Greenmount Motte is a motte and National Monument in County Louth, Ireland.

Location
Greenmount Motte is located  west of Annagassan, overlooking the Dee Valley.

History and archaeology
Motte-and-bailey castles were a primitive type of castle built after the Norman invasion, a mound of earth topped by a wooden palisade and tower.

The motte at Greenmount was formerly known as Droim Chatha ("Battle Ridge", Anglicised Dromcath or Drumcath). A Nicholas of Drumcath (Nicholaus de Dromcath) is mentioned in a documents of 1310 and 1328.
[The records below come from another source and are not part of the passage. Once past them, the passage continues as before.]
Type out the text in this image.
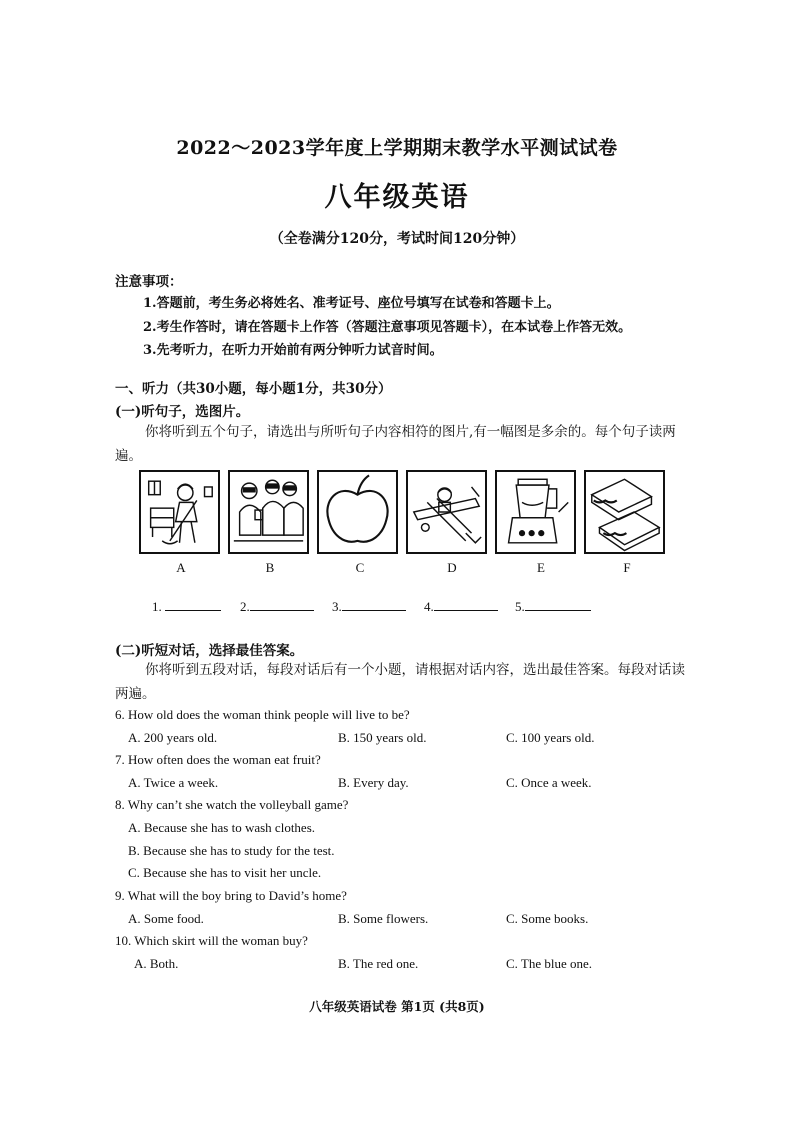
2022～2023学年度上学期期末教学水平测试试卷
八年级英语
（全卷满分120分，考试时间120分钟）
注意事项：
1.答题前，考生务必将姓名、准考证号、座位号填写在试卷和答题卡上。
2.考生作答时，请在答题卡上作答（答题注意事项见答题卡），在本试卷上作答无效。
3.先考听力，在听力开始前有两分钟听力试音时间。
一、听力（共30小题，每小题1分，共30分）
(一)听句子，选图片。
你将听到五个句子，请选出与所听句子内容相符的图片,有一幅图是多余的。每个句子读两遍。
A	B	C	D	E	F
1.	2.	3.	4.	5.
(二)听短对话，选择最佳答案。
你将听到五段对话，每段对话后有一个小题，请根据对话内容，选出最佳答案。每段对话读两遍。
6. How old does the woman think people will live to be?
A. 200 years old.	B. 150 years old.	C. 100 years old.
7. How often does the woman eat fruit?
A. Twice a week.	B. Every day.	C. Once a week.
8. Why can’t she watch the volleyball game?
A. Because she has to wash clothes.
B. Because she has to study for the test.
C. Because she has to visit her uncle.
9. What will the boy bring to David’s home?
A. Some food.	B. Some flowers.	C. Some books.
10. Which skirt will the woman buy?
A. Both.	B. The red one.	C. The blue one.
八年级英语试卷 第1页 (共8页)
The foundations of an elongated chamber (1.5 × 1 m in size, 5.5 m below the summit) are visible in the bailey.

A scabbard-mount with runic inscriptions (DOMNAL SELSHOFOTH A SOERTH THETA, "Domnal Seal's-head owned this sword") was found in excavation, but it believed to be long pre-Norman, indicating that the motte was constructed on the site of an earlier tumulus. Also found were animal bones, charcoal, burnt earth, a bronze axe and a bone harp peg with friction marks.

Greenmount was a camp ground for Catholic Irish forces in the Irish Rebellion of 1641. It was excavated in 1830, causing a cave-in, and again in 1870.